A recent high-resolution geophysical survey has uncovered a previously unknown Roman villa lying just three feet beneath an undisturbed park in Margam, Wales. The mapped complex includes a defended enclosure roughly 141 by 180 feet, a large aisled building that may have been storage or a later meeting hall, and possible evidence of a bathhouse. The park's lack of prior cultivation suggests exceptional preservation, but no excavations are planned and the location remains confidential.
Undisturbed Roman Villa Discovered Three Feet Below a Park in Margam, Wales

Researchers have identified a previously unknown Roman villa lying just three feet beneath the surface of an undisturbed park in Margam, Wales, after conducting high-resolution geophysical surveys.
Survey Methods and Team
A collaborative team from Swansea University, Neath Port Talbot Council, Margam Abbey Church and Terradat used high-resolution magnetometry and ground-penetrating radar to map the buried complex in three dimensions. Technical director Christian Bird led efforts to integrate magnetometry and radar data, producing detailed maps of building footprints, surrounding ditches and the broader site layout.
What the Survey Revealed
The principal structure sits inside a defended enclosure measuring roughly 141 feet by 180 feet. That enclosure could represent the remains of an earlier Iron Age settlement or reflect late-Roman instability, when communities sometimes fortified sites against raids from the west and east. To the southeast, the survey detected a substantial aisled building that may have served as a large agricultural store or, in a later phase, as a meeting hall for post-Roman inhabitants. The geophysical data also hint at the possible presence of a bathhouse.
Because the park area above these remains has never been cultivated or built upon, the buried structures are likely to be exceptionally well preserved—offering an unusually intact window into Romano-British activity in south Wales.
“This is an amazing discovery,” said Alex Langlands, associate professor and co-director of Swansea University’s Centre for Heritage Research and Training. “We always thought that we’d find something dating to the Romano-British period, but we never dreamed it would be so clearly articulated and with so much potential in terms of what it can tell us about the elusive first millennium C.E. here in South Wales.”

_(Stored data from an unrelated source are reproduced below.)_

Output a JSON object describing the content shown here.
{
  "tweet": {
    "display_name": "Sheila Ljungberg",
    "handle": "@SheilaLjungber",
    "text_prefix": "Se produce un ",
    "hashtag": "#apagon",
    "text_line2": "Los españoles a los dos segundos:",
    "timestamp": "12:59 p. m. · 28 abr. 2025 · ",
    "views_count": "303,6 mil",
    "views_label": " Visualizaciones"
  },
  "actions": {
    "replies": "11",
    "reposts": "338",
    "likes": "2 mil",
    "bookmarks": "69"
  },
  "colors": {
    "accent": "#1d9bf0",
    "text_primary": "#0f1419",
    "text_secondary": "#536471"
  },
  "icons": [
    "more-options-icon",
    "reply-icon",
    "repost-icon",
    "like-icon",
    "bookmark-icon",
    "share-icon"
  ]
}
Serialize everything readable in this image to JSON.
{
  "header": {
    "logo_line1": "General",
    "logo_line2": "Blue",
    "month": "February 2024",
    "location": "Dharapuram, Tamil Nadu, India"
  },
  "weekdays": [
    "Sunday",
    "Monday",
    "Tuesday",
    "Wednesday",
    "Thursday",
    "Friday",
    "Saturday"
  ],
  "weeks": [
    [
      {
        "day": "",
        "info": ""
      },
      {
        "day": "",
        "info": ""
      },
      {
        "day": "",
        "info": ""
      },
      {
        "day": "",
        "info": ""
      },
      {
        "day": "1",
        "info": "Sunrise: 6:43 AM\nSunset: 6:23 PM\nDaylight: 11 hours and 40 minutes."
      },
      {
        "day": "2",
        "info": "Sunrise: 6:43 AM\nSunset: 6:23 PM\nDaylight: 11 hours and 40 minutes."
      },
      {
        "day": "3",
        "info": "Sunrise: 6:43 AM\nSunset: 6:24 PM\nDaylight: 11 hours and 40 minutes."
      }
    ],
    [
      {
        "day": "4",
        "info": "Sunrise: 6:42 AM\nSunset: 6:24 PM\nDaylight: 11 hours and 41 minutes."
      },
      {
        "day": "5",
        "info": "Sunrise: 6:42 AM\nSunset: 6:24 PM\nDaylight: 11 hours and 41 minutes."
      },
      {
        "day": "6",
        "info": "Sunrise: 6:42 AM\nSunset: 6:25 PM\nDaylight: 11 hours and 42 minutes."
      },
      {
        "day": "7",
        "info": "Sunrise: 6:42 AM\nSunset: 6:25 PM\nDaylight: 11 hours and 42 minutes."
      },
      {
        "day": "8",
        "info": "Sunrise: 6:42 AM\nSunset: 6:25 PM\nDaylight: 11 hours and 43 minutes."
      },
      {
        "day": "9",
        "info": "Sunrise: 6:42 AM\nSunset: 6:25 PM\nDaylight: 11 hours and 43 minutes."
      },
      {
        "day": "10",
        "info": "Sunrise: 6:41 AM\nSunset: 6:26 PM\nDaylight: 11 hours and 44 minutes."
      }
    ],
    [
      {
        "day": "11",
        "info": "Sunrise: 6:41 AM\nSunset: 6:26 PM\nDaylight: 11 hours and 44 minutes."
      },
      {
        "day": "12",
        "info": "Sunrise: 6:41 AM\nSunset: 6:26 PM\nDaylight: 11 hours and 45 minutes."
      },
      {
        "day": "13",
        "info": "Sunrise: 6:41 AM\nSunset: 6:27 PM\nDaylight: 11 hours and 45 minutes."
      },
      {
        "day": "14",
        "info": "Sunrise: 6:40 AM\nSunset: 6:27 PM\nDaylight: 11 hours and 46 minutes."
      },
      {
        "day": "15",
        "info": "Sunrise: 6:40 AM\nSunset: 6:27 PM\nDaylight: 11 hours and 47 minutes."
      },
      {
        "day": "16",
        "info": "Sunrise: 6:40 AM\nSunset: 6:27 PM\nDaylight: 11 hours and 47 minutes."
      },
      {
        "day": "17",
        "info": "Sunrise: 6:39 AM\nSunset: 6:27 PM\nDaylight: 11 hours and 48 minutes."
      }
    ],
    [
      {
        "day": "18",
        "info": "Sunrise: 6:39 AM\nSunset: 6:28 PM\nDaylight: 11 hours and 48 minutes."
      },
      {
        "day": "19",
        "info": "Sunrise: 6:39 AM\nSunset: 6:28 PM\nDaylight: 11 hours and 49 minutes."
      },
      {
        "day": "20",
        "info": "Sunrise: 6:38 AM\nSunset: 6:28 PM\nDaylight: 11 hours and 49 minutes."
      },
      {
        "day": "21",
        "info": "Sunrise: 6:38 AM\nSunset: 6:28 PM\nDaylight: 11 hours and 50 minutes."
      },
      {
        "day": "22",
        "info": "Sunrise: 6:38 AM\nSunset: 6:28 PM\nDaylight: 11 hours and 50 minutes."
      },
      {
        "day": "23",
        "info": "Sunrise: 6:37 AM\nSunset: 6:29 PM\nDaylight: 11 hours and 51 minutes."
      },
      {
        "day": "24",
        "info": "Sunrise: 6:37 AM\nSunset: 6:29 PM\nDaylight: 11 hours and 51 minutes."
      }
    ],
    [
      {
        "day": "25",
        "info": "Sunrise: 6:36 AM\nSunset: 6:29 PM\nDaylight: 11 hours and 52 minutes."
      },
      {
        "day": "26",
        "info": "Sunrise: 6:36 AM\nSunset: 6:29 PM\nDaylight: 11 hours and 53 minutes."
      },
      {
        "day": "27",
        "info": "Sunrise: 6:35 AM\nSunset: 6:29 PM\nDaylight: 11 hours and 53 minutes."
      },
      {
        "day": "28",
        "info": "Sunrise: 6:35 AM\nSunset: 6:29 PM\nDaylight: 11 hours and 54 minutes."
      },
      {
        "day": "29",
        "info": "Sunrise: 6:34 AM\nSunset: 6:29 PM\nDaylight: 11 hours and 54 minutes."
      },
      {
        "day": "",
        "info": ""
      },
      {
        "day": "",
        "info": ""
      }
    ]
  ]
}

Langlands noted that Margam is already known for monuments spanning the Bronze Age, Iron Age (including a hill fort), medieval abbey ruins and a 19th-century castle, but the Romano-British period remained poorly understood until now. The team stresses that, because there has been no excavation, they are cautious about assigning precise dates, identifying builders, or explaining the reasons the site was abandoned. For now, the geophysical results allow researchers to form working hypotheses about the site's social, cultural and economic role across the first millennium.
The exact location of the remains is being kept confidential and there are no definitive plans for excavation at this time. Researchers say future targeted excavations and specialist analysis could reveal construction dates, function, and reasons for decline—if and when funding and permissions allow.
What this means: The discovery fills a notable gap in our understanding of Romano-British Margam and may reposition the area as a key center of power between the uplands of western Wales and the fertile vale to the east.